OK, so I’ve been living with a always on connection for quite some time. As a result I’ve lived with a software firewall installed for some time, excepting the first 6 months or so of being online.
Lately when tinkering around with various programs, I’ve seen cause to disable that firewall. When I do so these days, I get these strange pop-up ads on my desktop. The aren’t IE windows however, they are windows alert boxes. Somehow spammers are forcing advertising to pop up on my computer without any input from me. I don’t even need to be sitting at the machine websurfing to have this happen. Seems to be completely independant of what is running or what I’m doing.

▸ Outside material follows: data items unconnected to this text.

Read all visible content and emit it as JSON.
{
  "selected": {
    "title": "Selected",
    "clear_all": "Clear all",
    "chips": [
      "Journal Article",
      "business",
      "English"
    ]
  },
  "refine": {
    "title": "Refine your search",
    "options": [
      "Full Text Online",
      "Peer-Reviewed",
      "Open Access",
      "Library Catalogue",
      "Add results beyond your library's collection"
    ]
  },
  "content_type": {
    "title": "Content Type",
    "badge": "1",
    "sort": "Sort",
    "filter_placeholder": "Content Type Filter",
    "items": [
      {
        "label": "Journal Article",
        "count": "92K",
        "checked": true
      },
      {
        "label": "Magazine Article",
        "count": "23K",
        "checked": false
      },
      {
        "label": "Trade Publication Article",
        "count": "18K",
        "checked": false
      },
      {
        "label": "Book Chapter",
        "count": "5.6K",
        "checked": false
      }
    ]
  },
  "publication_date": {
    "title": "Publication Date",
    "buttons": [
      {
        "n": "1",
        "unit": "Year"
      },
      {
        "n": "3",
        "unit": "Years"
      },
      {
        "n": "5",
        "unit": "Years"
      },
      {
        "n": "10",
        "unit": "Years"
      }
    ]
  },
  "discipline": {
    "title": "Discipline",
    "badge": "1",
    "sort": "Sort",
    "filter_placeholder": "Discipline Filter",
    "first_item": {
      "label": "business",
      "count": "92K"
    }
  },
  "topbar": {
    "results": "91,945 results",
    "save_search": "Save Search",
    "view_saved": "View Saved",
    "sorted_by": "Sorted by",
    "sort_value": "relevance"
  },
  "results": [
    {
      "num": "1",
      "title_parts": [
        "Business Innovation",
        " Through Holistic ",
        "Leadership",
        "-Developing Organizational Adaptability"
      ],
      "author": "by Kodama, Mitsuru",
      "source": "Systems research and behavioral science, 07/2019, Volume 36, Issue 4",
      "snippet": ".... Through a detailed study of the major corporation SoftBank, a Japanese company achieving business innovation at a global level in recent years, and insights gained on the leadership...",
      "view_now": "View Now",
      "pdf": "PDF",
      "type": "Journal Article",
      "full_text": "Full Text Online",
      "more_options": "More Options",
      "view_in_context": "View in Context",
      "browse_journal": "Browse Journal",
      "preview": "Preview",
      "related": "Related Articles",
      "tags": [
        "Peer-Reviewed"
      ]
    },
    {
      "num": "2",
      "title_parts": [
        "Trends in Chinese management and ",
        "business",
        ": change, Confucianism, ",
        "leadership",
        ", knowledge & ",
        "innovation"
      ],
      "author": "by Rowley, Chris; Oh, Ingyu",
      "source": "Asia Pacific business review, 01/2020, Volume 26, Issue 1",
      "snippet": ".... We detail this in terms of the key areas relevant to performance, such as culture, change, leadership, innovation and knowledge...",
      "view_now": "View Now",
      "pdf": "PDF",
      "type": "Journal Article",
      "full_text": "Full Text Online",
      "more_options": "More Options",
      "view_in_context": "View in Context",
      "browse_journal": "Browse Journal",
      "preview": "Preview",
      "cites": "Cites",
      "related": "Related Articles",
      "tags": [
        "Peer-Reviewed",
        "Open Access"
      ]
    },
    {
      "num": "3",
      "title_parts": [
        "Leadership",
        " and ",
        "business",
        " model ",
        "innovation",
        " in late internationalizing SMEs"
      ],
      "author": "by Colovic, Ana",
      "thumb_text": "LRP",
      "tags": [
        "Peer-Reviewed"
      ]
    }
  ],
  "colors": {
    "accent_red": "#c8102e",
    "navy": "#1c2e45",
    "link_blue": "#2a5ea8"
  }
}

My main fear is that somehow a Trojan Horse has gotten onto my system that could be doing even more mal,icious things than spamming me. I don’t generally download executables willy-nilly, so I’m not immediately thinking its that. I changed from Windows 98SE to Windows 2000 Pro quite some time ago, I never had this issue before that. However that was quite some time ago, though considering how rarely I turned off my firewall it could have been a existing problem that I never noticed. I also installed Kazaa which was the most recent thing, however I’m not sure if the two items coincide.
What do folks wiser than me duduce from this enigma?

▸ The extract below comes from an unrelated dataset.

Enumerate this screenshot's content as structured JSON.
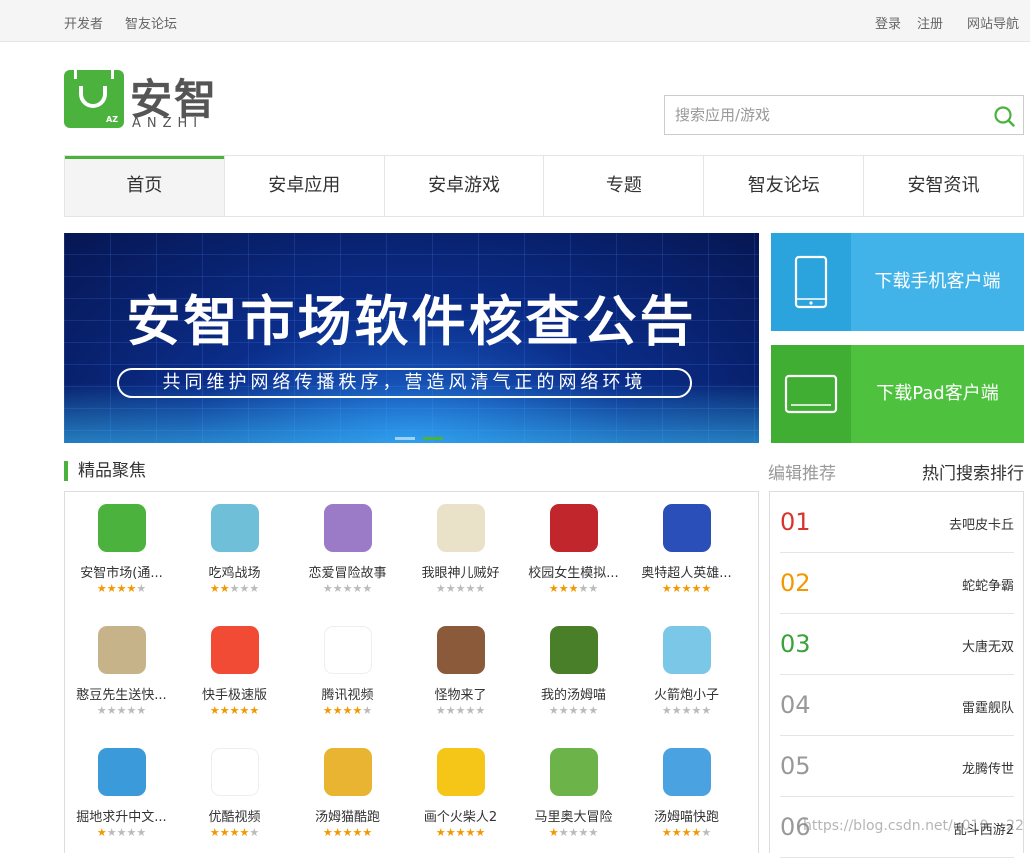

Go to administrative tools --> services (Haven’t used Win 2000 in a while though). Look for ‘Messenger’. It’s description should indicate that it allows alert messages ot be sent between servers and clients. Right click on it and choose properties, then disable it.
I think that if you are running Kazaa and not kazaalite…that you’re loaded with spyware. Download and run Adaware.. Make sure to update it before you run it.
Your problem IS messenger. Disable it as a service through, start -> run -> “msconfig” -> service tab -> uncheck Messanger. Messanger was meant for Network admins to communicate with their clients, but it is now being used by spammers to spam people with no firewall.
Kinthalis, found the section you were refering to and I turned it off. Probably solved the issue. My primary concern was that I had some program installed that was allowing that besides a built in Windows feature that was being abused. Its somewhat reassuring to know that its probably not overly invasive.
Others, thanks for the reminder about Ad Aware. I’d had version 5 installed and had forgotten about it. I just went and updated to the new version and ran it and did some housecleaning. Good stuff.
culov, I disabled it the traditional way through the Contol Panel, why are you suggesting this alternate method. I’m not sure I understand how “disabling it as a service” is different from the methodology offered in QED’s link immediately above.
Something people recommended to me which I’ve found works well is Panicware’s Pop-Up Stopper, which comes in a free version. The one problem I’ve ever had with it is that it occasionally gets the idea it should stop hyperlinks that I double-click on from opening – you get around this by holding down the control key while opening the link, as they make clear. (My system is very much similar to the OP’s, so I can confirm it should work well for him as well.)
The OP isn’t talking about IE popup windows, Polycarp. He’s talking about the Windows Messenger Service, which is entirely different. That said, I do also recommend Popup Stopper. I’ve heard that the Google Toolbar is also very effective at stopping IE popups and popunders too, but I’ve got no experience with it, personally.
Am I the only one who read that as Weird Al pops up on my computer? Yes? Ok, then. I’ll just be standing over here in this corner now contemplating belly button lint. :o
What!?!! Why are y’all all looking at me like that?